Quantum Sensors for High-Precision Magnetometry of Superconductors
May 3, 2016 | University of BaselEstimated reading time: 2 minutes
Scientists at the Swiss Nanoscience Institute and the Department of Physics at the University of Basel have developed a new method that has enabled them to image magnetic fields on the nanometer scale at temperatures close to absolute zero for the first time. They used spins in special diamonds as quantum sensors in a new kind of microscope to generate images of magnetic fields in superconductors with unrivalled precision. In this way the researchers were able to perform measurements that permit new insights in solid state physics, as they report in “Nature Nanotechnology”.
Researchers in the group led by the Georg-H.-Endress-Professor Patrick Maletinsky have been conducting research into so-called nitrogen-vacancy centers (NV centers) in diamonds for several years in order to use them as high-precision sensors. The NV centers are natural defects in the diamond crystal lattice. The electrons contained in the NVs can be excited and manipulated with light, and react sensitively to electrical and magnetic fields they are exposed to. It is the spin of these electrons that changes depending on the environment and that can be recorded using various measurement methods.
Maletinsky and his team have managed to place single NV spins at the tips of atomic force microscopes to perform nanoscale magnetic field imaging. So far, such analyses have always been conducted at room temperature. However, numerous fields of application require operation at temperatures close to absolute zero. Superconducting materials, for example, only develop their special properties at very low temperatures around -200°C. They then conduct electric currents without loss and can develop exotic magnetic properties with the formation of so-called vortices.

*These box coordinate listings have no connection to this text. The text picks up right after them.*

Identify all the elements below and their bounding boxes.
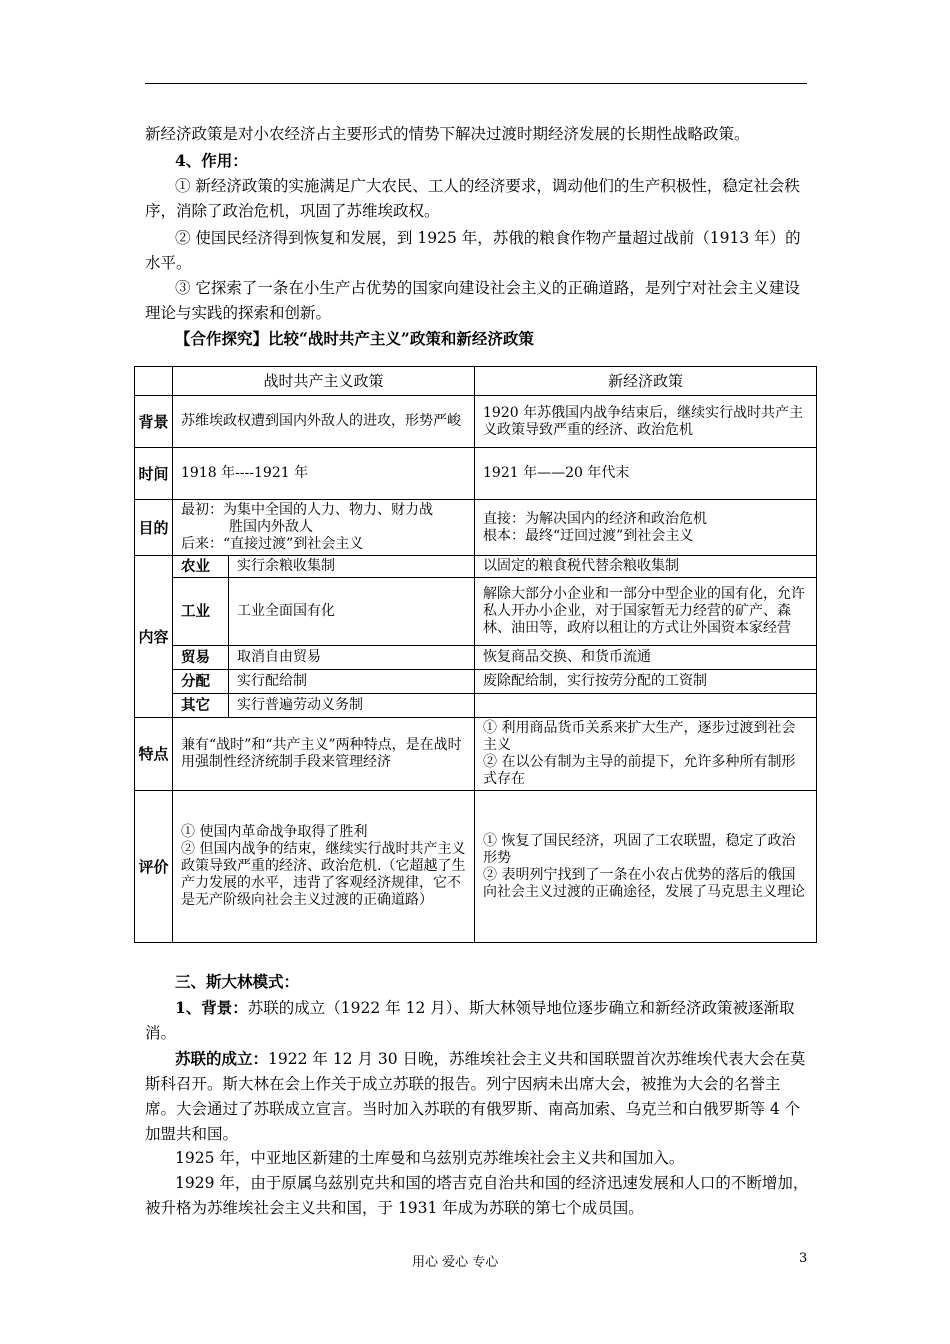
section3-founding-text: 1922 年 12 月 30 日晚，苏维埃社会主义共和国联盟首次苏维埃代表大会在莫斯科召开。斯大林在会上作关于成立苏联的报告。列宁因病未出席大会，被推为大会的名誉主席。大会通过了苏联成立宣言。当时加入苏联的有俄罗斯、南高加索、乌克兰和白俄罗斯等 4 个加盟共和国。 [145, 1050, 806, 1143]
row-label-evaluation: 评价 [135, 791, 173, 943]
evaluation-war-1: ① 使国内革命战争取得了胜利 [181, 824, 368, 840]
cell-feature-war: 兼有“战时”和“共产主义”两种特点，是在战时用强制性经济统制手段来管理经济 [173, 718, 475, 791]
content-sub-label: 贸易 [173, 646, 229, 670]
role-item-2: ② 使国民经济得到恢复和发展，到 1925 年，苏俄的粮食作物产量超过战前（1913 年）的水平。 [145, 229, 801, 272]
content-war-cell: 实行余粮收集制 [229, 556, 475, 578]
role-item-3: ③ 它探索了一条在小生产占优势的国家向建设社会主义的正确道路，是列宁对社会主义建设理论与实践的探索和创新。 [145, 279, 800, 322]
section3-1929: 1929 年，由于原属乌兹别克共和国的塔吉克自治共和国的经济迅速发展和人口的不断增加，被升格为苏维埃社会主义共和国，于 1931 年成为苏联的第七个成员国。 [145, 1174, 809, 1217]
content-sub-label: 其它 [173, 694, 229, 718]
goal-war-line-2: 胜国内外敌人 [229, 519, 313, 535]
content-nep-cell: 废除配给制，实行按劳分配的工资制 [475, 670, 817, 694]
row-goal [135, 500, 817, 556]
row-label-time: 时间 [135, 448, 173, 500]
row-content-distribution [135, 670, 817, 694]
comparison-table [134, 366, 817, 943]
row-label-background: 背景 [135, 396, 173, 448]
goal-nep-line-1: 直接：为解决国内的经济和政治危机 [483, 510, 708, 527]
page-number: 3 [799, 1251, 808, 1266]
content-war-cell: 实行普遍劳动义务制 [229, 694, 475, 718]
cell-goal-war [173, 500, 475, 556]
evaluation-nep-1: ① 恢复了国民经济，巩固了工农联盟，稳定了政治形势 [483, 832, 796, 866]
section3-founding [145, 1046, 810, 1147]
content-war-cell: 取消自由贸易 [229, 646, 475, 670]
cell-time-war: 1918 年----1921 年 [173, 448, 475, 500]
content-sub-label: 分配 [173, 670, 229, 694]
row-label-feature: 特点 [135, 718, 173, 791]
section3-background-label: 1、背景： [175, 998, 248, 1017]
content-war-cell: 实行配给制 [229, 670, 475, 694]
row-content-trade [135, 646, 817, 670]
section3-founding-label: 苏联的成立： [175, 1049, 269, 1068]
evaluation-war-2: ② 但国内战争的结束，继续实行战时共产主义政策导致严重的经济、政治危机.（它超越了生产力发展的水平，违背了客观经济规律，它不是无产阶级向社会主义过渡的正确道路） [181, 841, 466, 908]
cell-time-nep: 1921 年——20 年代末 [475, 448, 817, 500]
section3-1925: 1925 年，中亚地区新建的土库曼和乌兹别克苏维埃社会主义共和国加入。 [175, 1149, 685, 1167]
cell-goal-nep [475, 500, 817, 556]
feature-nep-2: ② 在以公有制为主导的前提下，允许多种所有制形式存在 [483, 754, 796, 787]
goal-war-line-1: 最初：为集中全国的人力、物力、财力战 [181, 502, 433, 518]
corner-cell [135, 367, 173, 396]
section3-background [145, 995, 810, 1046]
role-heading: 4、作用： [175, 151, 248, 170]
row-content-agriculture [135, 556, 817, 578]
content-sub-label: 农业 [173, 556, 229, 578]
footer-motto: 用心 爱心 专心 [412, 1255, 499, 1270]
content-war-cell: 工业全面国有化 [229, 578, 475, 646]
content-nep-cell: 以固定的粮食税代替余粮收集制 [475, 556, 817, 578]
row-feature [135, 718, 817, 791]
content-nep-cell: 恢复商品交换、和货币流通 [475, 646, 817, 670]
header-rule [145, 83, 807, 84]
cell-background-nep: 1920 年苏俄国内战争结束后，继续实行战时共产主义政策导致严重的经济、政治危机 [475, 396, 817, 448]
cell-feature-nep [475, 718, 817, 791]
table-title: 【合作探究】比较“战时共产主义”政策和新经济政策 [175, 329, 534, 348]
cell-evaluation-war [173, 791, 475, 943]
role-item-1: ① 新经济政策的实施满足广大农民、工人的经济要求，调动他们的生产积极性，稳定社会秩序，消除了政治危机，巩固了苏维埃政权。 [145, 177, 800, 220]
content-nep-cell: 解除大部分小企业和一部分中型企业的国有化，允许私人开办小企业，对于国家暂无力经营的矿产、森林、油田等，政府以租让的方式让外国资本家经营 [475, 578, 817, 646]
cell-background-war: 苏维埃政权遭到国内外敌人的进攻，形势严峻 [173, 396, 475, 448]
col-header-nep: 新经济政策 [475, 367, 817, 396]
table-header-row [135, 367, 817, 396]
evaluation-nep-2: ② 表明列宁找到了一条在小农占优势的落后的俄国向社会主义过渡的正确途径，发展了马克思主义理论 [483, 866, 806, 900]
col-header-war: 战时共产主义政策 [173, 367, 475, 396]
content-sub-label: 工业 [173, 578, 229, 646]
row-evaluation [135, 791, 817, 943]
intro-line: 新经济政策是对小农经济占主要形式的情势下解决过渡时期经济发展的长期性战略政策。 [145, 125, 750, 143]
row-content-industry [135, 578, 817, 646]
row-time [135, 448, 817, 500]
goal-nep-line-2: 根本：最终“迂回过渡”到社会主义 [483, 527, 694, 544]
cell-evaluation-nep [475, 791, 817, 943]
goal-war-line-3: 后来：“直接过渡”到社会主义 [181, 536, 364, 552]
row-background [135, 396, 817, 448]
section3-background-text: 苏联的成立（1922 年 12 月）、斯大林领导地位逐步确立和新经济政策被逐渐取消。 [145, 999, 795, 1042]
row-label-goal: 目的 [135, 500, 173, 556]
section3-heading: 三、斯大林模式： [175, 972, 300, 991]
feature-nep-1: ① 利用商品货币关系来扩大生产，逐步过渡到社会主义 [483, 720, 796, 753]
row-label-content: 内容 [135, 556, 173, 718]
row-content-other [135, 694, 817, 718]
content-nep-cell [475, 694, 817, 718]
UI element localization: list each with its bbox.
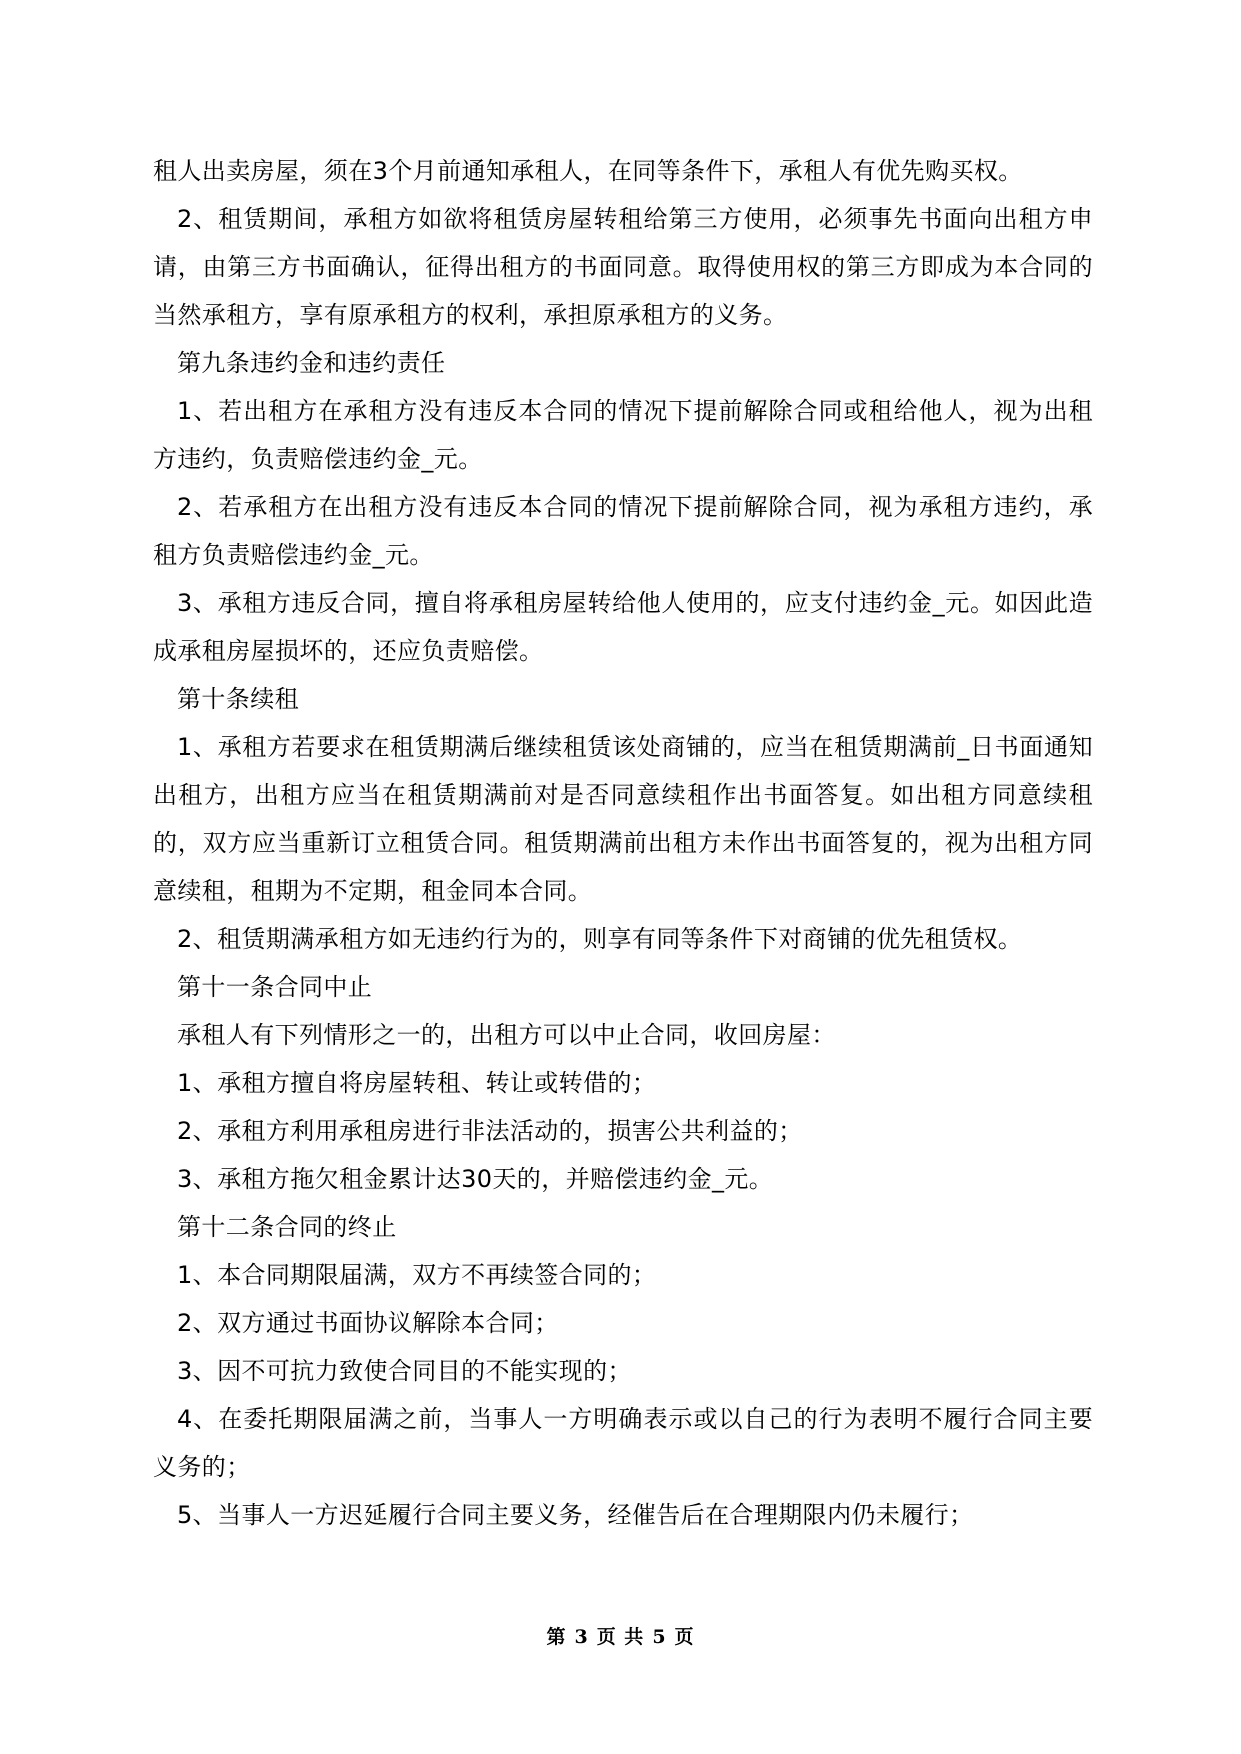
footer-middle: 页 共: [596, 1626, 645, 1648]
paragraph: 2、若承租方在出租方没有违反本合同的情况下提前解除合同，视为承租方违约，承租方负责赔偿违约金_元。: [153, 493, 1093, 569]
paragraph: 2、租赁期满承租方如无违约行为的，则享有同等条件下对商铺的优先租赁权。: [177, 925, 1023, 953]
list-item: 1、本合同期限届满，双方不再续签合同的；: [177, 1261, 657, 1289]
paragraph: 承租人有下列情形之一的，出租方可以中止合同，收回房屋：: [177, 1021, 836, 1049]
current-page-number: 3: [574, 1626, 589, 1648]
section-heading: 第十条续租: [177, 685, 299, 713]
section-heading: 第十一条合同中止: [177, 973, 373, 1001]
list-item: 2、双方通过书面协议解除本合同；: [177, 1309, 559, 1337]
list-item: 3、承租方拖欠租金累计达30天的，并赔偿违约金_元。: [177, 1165, 774, 1193]
paragraph: 租人出卖房屋，须在3个月前通知承租人，在同等条件下，承租人有优先购买权。: [153, 157, 1023, 185]
footer-suffix: 页: [674, 1626, 695, 1648]
paragraph: 1、若出租方在承租方没有违反本合同的情况下提前解除合同或租给他人，视为出租方违约，负责赔偿违约金_元。: [153, 397, 1093, 473]
section-heading: 第十二条合同的终止: [177, 1213, 397, 1241]
list-item: 2、承租方利用承租房进行非法活动的，损害公共利益的；: [177, 1117, 803, 1145]
total-pages-number: 5: [652, 1626, 667, 1648]
paragraph: 1、承租方若要求在租赁期满后继续租赁该处商铺的，应当在租赁期满前_日书面通知出租方，出租方应当在租赁期满前对是否同意续租作出书面答复。如出租方同意续租的，双方应当重新订立租赁合同。租赁期满前出租方未作出书面答复的，视为出租方同意续租，租期为不定期，租金同本合同。: [153, 733, 1093, 905]
footer-prefix: 第: [546, 1626, 567, 1648]
list-item: 3、因不可抗力致使合同目的不能实现的；: [177, 1357, 632, 1385]
paragraph: 2、租赁期间，承租方如欲将租赁房屋转租给第三方使用，必须事先书面向出租方申请，由第三方书面确认，征得出租方的书面同意。取得使用权的第三方即成为本合同的当然承租方，享有原承租方的权利，承担原承租方的义务。: [153, 205, 1093, 329]
document-body: [153, 147, 1093, 1539]
page-footer: [0, 1625, 1241, 1649]
paragraph: 3、承租方违反合同，擅自将承租房屋转给他人使用的，应支付违约金_元。如因此造成承租房屋损坏的，还应负责赔偿。: [153, 589, 1093, 665]
section-heading: 第九条违约金和违约责任: [177, 349, 446, 377]
list-item: 1、承租方擅自将房屋转租、转让或转借的；: [177, 1069, 657, 1097]
list-item: 5、当事人一方迟延履行合同主要义务，经催告后在合理期限内仍未履行；: [177, 1501, 974, 1529]
list-item: 4、在委托期限届满之前，当事人一方明确表示或以自己的行为表明不履行合同主要义务的；: [153, 1405, 1093, 1481]
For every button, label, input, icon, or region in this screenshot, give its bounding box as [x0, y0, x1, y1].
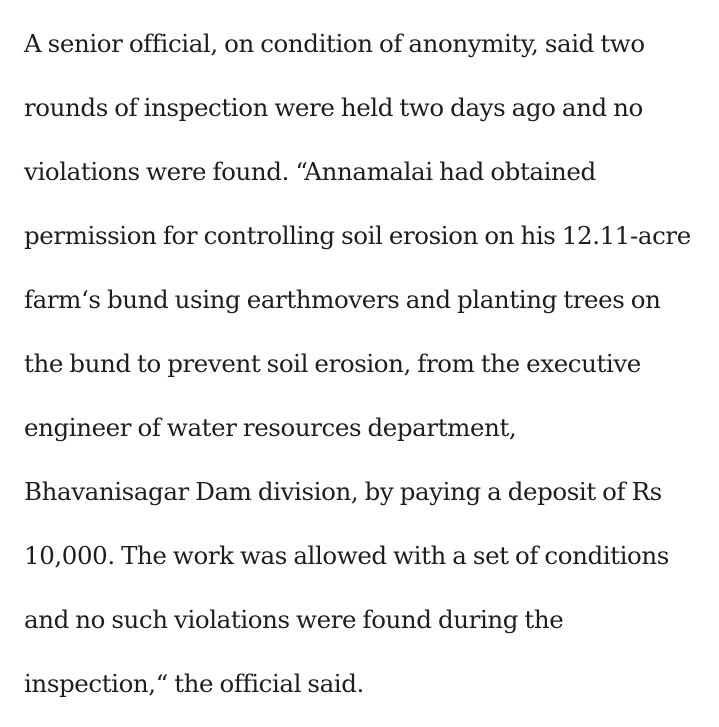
article-body: [24, 12, 708, 716]
text-line: 10,000. The work was allowed with a set of conditions: [24, 541, 669, 570]
text-line: A senior official, on condition of anonymity, said two: [24, 29, 645, 58]
article-paragraph: [24, 12, 708, 716]
text-line: inspection,“ the official said.: [24, 669, 364, 698]
text-line: and no such violations were found during the: [24, 605, 564, 634]
text-line: Bhavanisagar Dam division, by paying a deposit of Rs: [24, 477, 662, 506]
text-line: permission for controlling soil erosion on his 12.11-acre: [24, 221, 691, 250]
text-line: rounds of inspection were held two days ago and no: [24, 93, 643, 122]
text-line: farm‘s bund using earthmovers and planting trees on: [24, 285, 661, 314]
text-line: violations were found. “Annamalai had obtained: [24, 157, 596, 186]
text-line: engineer of water resources department,: [24, 413, 517, 442]
text-line: the bund to prevent soil erosion, from the executive: [24, 349, 641, 378]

At temperatures close to absolute zero for the first time
In their paper, the scientists successfully used their new microscope under cryogenic conditions at temperatures of about 4 Kelvin (~ -269 °C) for the first time. They were able to image magnetic stray fields of vortices in a high-temperature superconductor with a hitherto unrivalled precision.
The resulting spatial resolution of 10 nanometers is one to two magnitudes better than that obtained using alternative methods. This permits for the first time an unambiguous and quantitative analysis of important material parameters, such as the magnetic penetration depths of the superconducting probe – one of the fundamental characteristics of a superconductor.
“Our findings are of relevance not only for quantum sensor technology and superconductivity,” says Patrick Maletinsky, commenting on the paper, “on the long run they will also have an influence on solid state physics and, with further improvements in sensitivity, they may even enable applications in biology.”